The follow-up logic is also clear in the paper’s framing about what atmospheric detection would unlock. The study co-author Gogod James, an undergraduate student at UC Irvine, is quoted saying, “If a planet in the habitable zone has a proper atmosphere, we can justify further research looking for biosignatures, liquid water or other signs of life.” And Michael Endl, an astronomer at the McDonald Observatory and the University of Texas at Austin, adds a broader strategic angle: “About 70% of stars in our galaxy are red dwarfs, so they represent the standard,” and “It’s really important that we understand the planet population around these stars.” In practical terms, red dwarfs are the default backdrop in the Milky Way, so tightening our knowledge of their planetary systems is not a niche obsession. It is population science, which affects how teams design future observing campaigns.
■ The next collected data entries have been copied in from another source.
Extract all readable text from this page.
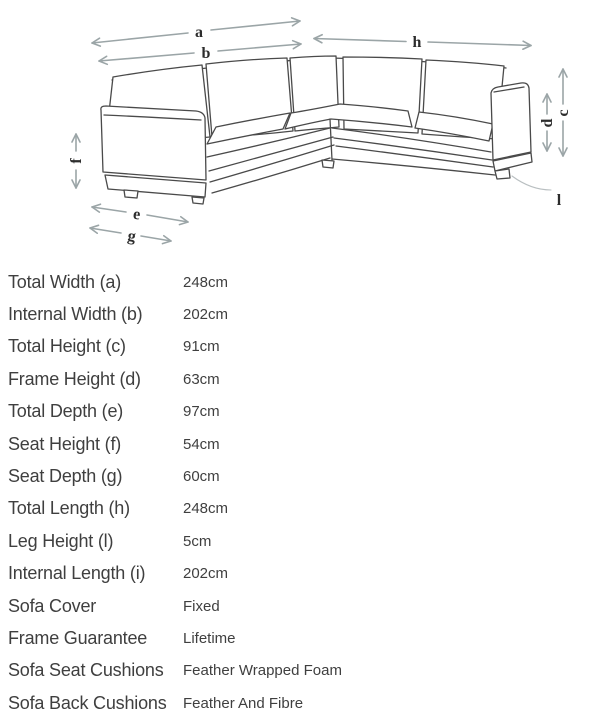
a
b
h
c
d
f
e
g
l
Total Width (a)	248cm
Internal Width (b)	202cm
Total Height (c)	91cm
Frame Height (d)	63cm
Total Depth (e)	97cm
Seat Height (f)	54cm
Seat Depth (g)	60cm
Total Length (h)	248cm
Leg Height (l)	5cm
Internal Length (i)	202cm
Sofa Cover	Fixed
Frame Guarantee	Lifetime
Sofa Seat Cushions	Feather Wrapped Foam
Sofa Back Cushions	Feather And Fibre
So where does this leave decision-makers who care about science throughput, instrumentation, and the next wave of discoveries? GJ 3378b now looks like a better bet than it did last year, because the mass recalculation strengthens the case that it is a rocky super Earth, not a larger world with crushing pressures or a mini gas giant composition. That improves the statistical odds that an atmosphere could exist, which would determine whether GJ 3378b moves up in the queue for deeper study. The stakes are straightforward: without an atmosphere, the habitability hypothesis stalls. With one, this nearby red dwarf system could become one of the most intensively investigated exoplanet targets on the sky.